One day, I asked him for permission to change his memories just a bit. After a few quizzical looks he agreed to close his eyes and tell me the entire story again, at which point I would interrupt him and make some suggestions. As he came to the part of the story where he rode around in circles, I asked him, ‘What would you do if this was a magic tricycle and it could take you through walls without getting hurt?’ I felt Sheldon had sufficient ego strength to allow him to simultaneously engage in the role-play while staying fully in touch with present reality.

After some hesitation, Sheldon said, ‘I would ride right through the house and out onto the sidewalk.’ ‘Fine,’ I said. ‘Let’s go!’ Sheldon had been primed for our imaginary therapy play because he had spent many enjoyable hours of storytelling, cuddling, and laughing with his grandchildren….

After some mild hesitation, he pedaled though the house. As he got close to the door, however, he said, ‘They’ll see me and kill me.’

‘What if the magic tricycle has the power to make you invisible?’ I asked.

‘I think that’ll do,’ said Sheldon, and he pedaled through the front of the house and out on the sidewalk. Once he got out of the house, he knew what to do….(W)hen he finally got to his grandmother’s house she was home and, as always, happy to see him. He told his grandmother about his invisible tricycle and how scared he was in his hiding place. He went on to tell her of the end of the war, his travels, and raising his family. Finally, almost like a prayer, Sheldon told her how, many years from now, she would have the most beautiful great-great-grandchildren living in freedom, redeeming her suffering.
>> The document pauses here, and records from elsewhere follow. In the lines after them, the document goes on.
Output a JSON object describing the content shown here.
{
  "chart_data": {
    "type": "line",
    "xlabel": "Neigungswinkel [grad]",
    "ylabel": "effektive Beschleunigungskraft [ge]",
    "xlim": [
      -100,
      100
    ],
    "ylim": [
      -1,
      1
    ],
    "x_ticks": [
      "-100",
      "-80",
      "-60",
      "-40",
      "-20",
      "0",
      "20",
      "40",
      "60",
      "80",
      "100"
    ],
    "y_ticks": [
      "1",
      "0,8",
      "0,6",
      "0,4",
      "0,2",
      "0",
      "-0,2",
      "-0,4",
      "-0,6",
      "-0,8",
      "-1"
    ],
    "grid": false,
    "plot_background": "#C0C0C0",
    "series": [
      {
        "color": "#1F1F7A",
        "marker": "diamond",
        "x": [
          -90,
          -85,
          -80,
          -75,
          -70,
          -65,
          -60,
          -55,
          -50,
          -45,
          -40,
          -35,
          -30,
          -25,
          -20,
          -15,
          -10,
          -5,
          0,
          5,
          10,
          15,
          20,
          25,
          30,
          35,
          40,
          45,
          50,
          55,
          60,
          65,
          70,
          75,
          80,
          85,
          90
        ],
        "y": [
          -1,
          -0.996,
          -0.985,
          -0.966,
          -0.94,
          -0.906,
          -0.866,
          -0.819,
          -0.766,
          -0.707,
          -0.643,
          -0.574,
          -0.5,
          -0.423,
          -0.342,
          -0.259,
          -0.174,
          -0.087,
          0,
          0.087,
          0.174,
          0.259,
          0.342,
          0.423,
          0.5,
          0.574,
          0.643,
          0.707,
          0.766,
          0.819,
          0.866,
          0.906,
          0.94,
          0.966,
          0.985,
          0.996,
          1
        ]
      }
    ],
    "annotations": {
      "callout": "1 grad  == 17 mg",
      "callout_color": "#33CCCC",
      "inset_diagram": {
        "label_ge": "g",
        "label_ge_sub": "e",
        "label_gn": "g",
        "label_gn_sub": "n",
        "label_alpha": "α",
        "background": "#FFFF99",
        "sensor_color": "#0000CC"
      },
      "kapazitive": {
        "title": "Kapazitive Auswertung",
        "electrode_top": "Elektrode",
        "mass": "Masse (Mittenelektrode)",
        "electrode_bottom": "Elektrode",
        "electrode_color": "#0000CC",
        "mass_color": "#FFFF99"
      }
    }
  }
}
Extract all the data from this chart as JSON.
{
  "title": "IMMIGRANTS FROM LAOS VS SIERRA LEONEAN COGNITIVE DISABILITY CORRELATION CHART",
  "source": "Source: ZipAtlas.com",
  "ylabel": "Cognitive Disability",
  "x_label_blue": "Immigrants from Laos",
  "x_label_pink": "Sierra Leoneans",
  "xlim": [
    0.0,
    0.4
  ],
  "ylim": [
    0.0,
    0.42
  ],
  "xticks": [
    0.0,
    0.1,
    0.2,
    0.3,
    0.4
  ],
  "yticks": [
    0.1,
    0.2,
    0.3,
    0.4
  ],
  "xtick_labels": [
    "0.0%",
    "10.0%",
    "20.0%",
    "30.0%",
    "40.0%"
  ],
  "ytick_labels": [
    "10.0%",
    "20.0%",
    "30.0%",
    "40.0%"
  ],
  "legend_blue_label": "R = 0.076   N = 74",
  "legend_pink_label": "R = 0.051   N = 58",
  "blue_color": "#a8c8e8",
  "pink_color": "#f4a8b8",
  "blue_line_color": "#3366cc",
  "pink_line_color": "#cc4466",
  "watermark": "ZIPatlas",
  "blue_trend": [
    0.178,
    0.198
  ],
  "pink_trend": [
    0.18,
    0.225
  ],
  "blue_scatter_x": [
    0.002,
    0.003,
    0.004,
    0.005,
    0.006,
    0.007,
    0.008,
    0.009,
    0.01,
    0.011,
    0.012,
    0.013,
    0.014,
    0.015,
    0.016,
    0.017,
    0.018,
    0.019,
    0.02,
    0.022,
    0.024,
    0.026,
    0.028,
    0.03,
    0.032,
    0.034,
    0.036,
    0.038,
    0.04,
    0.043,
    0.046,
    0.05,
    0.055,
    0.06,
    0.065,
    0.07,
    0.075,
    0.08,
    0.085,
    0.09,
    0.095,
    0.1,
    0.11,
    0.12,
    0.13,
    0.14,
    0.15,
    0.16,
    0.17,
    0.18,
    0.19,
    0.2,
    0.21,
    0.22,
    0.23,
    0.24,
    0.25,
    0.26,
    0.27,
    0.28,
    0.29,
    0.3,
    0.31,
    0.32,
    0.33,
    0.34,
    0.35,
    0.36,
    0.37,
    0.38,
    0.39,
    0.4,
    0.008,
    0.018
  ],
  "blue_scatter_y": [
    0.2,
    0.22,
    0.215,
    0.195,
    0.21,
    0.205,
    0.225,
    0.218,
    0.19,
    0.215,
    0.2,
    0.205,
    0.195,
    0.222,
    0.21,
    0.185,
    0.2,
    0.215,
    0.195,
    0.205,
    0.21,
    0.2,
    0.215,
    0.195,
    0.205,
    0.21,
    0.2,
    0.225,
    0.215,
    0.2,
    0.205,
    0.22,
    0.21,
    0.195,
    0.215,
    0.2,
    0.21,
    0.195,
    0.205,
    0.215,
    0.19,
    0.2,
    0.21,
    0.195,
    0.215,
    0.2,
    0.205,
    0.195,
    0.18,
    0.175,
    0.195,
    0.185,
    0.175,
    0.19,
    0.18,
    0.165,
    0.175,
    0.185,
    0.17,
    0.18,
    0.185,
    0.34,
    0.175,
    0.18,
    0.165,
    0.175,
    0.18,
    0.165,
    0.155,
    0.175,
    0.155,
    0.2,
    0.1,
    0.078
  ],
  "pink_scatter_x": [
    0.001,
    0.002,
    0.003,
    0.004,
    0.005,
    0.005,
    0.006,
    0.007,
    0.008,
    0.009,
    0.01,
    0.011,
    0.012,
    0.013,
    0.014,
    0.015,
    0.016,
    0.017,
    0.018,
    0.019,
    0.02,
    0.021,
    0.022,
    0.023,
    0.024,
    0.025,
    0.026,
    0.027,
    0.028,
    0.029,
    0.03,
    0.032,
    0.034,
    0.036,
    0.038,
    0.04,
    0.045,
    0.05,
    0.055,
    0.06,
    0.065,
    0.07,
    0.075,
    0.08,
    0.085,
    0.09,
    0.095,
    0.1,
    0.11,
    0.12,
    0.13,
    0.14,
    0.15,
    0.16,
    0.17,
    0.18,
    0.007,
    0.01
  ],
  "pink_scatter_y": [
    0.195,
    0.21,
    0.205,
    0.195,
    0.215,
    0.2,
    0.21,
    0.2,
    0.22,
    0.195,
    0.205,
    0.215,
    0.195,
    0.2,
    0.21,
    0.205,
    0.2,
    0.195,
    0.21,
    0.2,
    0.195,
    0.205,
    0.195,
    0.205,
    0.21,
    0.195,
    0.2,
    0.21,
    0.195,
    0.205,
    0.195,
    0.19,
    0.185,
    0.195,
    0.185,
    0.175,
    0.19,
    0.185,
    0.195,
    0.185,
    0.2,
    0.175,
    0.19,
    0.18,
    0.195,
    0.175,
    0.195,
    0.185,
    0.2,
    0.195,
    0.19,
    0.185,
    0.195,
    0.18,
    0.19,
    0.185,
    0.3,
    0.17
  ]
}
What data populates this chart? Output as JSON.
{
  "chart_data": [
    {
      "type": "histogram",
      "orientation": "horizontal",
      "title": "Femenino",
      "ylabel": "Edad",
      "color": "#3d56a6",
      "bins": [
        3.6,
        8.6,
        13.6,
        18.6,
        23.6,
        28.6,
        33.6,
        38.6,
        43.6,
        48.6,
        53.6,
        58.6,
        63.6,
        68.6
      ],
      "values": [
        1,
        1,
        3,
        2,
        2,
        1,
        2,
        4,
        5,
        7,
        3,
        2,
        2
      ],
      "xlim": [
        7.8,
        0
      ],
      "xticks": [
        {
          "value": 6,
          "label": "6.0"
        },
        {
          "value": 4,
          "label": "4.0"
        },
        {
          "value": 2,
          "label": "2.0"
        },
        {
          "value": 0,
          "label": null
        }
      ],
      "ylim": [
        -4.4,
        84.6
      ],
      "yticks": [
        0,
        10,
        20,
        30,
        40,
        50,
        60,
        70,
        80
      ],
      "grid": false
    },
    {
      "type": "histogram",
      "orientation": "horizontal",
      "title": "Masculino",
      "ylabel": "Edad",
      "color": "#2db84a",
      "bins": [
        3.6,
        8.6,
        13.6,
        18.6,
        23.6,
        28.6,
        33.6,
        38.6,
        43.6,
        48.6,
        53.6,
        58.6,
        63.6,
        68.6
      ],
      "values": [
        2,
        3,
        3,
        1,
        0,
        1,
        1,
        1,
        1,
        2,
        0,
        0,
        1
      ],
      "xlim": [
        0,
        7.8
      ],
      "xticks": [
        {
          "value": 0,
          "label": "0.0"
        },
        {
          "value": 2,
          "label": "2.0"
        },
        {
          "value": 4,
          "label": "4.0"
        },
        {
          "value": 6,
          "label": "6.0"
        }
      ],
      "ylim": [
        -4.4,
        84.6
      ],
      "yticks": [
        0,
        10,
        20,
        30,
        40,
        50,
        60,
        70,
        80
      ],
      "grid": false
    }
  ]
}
Over the next few months, whenever Sheldon experienced his childhood fears and anxieties, we would revisit his story and modify different details. These changes seemed to grow more detailed and more vivid in his mind. His imagination gave him the power to master many of his past fears. Because memory is modified each time it is remembered, Sheldon’s brain was able to gradually contaminate his painful childhood with his present safety and joy….He even began to tell his grandchildren stories about a little boy with a magic tricycle who accomplished great things with his courage and wit….Nothing had changed about his childhood except that now, when he remembered his hiding place, he also remembered his magic tricycle.”


Not only does the research suggest that we can change a traumatic memory “implicitly,” we can also update a traumatic memory “explicitly.” The result with my client? They wanted to continue the EMDR Therapy we started.